Two EZH2 inhibitors (GSK126 and EPZ-6438), in various trials, displayed robust pre-clinical activities against SCCOHT tumour, and are therapeutic targets with the potential to help patients living with this disease. The median age of diagnosis is 24; most women succumb within two years.
Further, the synthetic lethality between the deficiencies in a multi-protein complex called SWI/SNF chromatin remodeling complex and EZH2 inhibition has been proposed. The present study provided solid evidence supporting this notion in the context of a rare ovarian cancer that is fully driven by complete loss of the enzymatic activity of SWI/SNF complex. The findings also suggest that the deficiency of SWI/SNF complex alone is not sufficient to predict cellular sensitivity to EZH2 inhibition and the cellular context does play an important role.

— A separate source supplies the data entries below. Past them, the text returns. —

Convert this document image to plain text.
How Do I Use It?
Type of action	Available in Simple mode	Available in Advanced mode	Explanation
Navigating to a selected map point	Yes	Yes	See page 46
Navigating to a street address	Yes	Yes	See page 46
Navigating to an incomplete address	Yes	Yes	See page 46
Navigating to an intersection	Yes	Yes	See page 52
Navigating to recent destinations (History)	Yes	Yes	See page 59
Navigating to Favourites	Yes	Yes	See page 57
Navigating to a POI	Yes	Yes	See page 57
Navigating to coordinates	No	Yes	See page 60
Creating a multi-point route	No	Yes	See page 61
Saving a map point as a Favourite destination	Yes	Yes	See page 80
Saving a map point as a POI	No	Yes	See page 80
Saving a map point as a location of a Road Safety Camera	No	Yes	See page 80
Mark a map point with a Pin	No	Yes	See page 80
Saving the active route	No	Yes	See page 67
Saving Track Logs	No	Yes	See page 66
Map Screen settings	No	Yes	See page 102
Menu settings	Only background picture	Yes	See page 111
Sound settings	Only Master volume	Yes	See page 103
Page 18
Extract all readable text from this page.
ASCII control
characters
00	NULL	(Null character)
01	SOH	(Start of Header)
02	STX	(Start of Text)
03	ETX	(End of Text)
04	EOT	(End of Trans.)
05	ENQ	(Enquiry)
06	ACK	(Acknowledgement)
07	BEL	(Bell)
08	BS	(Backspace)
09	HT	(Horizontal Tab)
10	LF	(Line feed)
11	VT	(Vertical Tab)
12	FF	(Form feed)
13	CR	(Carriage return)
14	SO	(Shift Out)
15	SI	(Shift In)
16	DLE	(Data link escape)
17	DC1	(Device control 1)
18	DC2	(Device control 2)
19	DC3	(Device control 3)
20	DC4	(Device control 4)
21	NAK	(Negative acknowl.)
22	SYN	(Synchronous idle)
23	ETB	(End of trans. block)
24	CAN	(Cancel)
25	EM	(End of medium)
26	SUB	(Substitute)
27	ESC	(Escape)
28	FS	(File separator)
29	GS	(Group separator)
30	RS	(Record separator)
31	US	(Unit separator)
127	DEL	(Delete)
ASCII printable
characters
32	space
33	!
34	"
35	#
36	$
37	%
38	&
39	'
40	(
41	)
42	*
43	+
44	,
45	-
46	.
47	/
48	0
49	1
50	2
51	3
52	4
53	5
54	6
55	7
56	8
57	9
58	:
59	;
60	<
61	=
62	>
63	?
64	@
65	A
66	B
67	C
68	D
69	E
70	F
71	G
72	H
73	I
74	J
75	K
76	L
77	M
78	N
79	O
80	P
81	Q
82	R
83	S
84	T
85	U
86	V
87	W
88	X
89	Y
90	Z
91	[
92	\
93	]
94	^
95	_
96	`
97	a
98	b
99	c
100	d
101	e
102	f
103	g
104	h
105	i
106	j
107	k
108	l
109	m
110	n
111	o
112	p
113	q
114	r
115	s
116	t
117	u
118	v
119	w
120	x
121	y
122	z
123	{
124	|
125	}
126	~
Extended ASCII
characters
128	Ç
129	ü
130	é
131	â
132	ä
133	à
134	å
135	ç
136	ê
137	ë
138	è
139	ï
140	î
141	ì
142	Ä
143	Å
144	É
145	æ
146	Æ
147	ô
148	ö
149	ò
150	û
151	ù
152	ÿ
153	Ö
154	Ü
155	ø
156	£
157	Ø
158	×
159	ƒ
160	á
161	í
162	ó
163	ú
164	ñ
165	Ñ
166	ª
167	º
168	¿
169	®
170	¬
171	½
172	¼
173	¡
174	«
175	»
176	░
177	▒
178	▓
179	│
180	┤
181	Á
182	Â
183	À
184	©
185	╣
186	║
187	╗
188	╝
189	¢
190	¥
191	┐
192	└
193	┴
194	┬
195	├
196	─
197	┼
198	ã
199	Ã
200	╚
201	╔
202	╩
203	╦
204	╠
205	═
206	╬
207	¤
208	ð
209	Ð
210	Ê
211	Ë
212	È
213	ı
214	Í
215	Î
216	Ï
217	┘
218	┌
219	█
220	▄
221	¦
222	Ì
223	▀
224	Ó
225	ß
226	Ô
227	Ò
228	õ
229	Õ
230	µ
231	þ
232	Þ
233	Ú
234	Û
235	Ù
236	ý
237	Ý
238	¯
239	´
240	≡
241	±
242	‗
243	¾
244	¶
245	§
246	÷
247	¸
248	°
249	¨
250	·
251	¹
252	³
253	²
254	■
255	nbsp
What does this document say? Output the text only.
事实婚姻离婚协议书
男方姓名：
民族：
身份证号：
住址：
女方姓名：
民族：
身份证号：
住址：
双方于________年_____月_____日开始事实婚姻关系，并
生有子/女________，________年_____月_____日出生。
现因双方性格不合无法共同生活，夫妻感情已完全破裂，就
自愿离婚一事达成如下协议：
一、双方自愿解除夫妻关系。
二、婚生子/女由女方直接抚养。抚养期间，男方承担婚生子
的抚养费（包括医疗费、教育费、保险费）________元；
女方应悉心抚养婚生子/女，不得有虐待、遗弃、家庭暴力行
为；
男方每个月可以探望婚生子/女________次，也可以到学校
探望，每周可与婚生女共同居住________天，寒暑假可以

Looking forward, the team is working to identify “molecular markers” to predict the response of SCCOHT tumours to EZH2 inhibitors. By seeing which markers are present in patients, researchers can determine the SCCOHT patients that will benefit from the treatment. One of the biggest risks of treating cancer patients with a single drug is the almost inevitable development of resistance to that drug. With this in mind, the group will develop strategies that can improve the efficacy of EZH2 inhibitor treatment alone.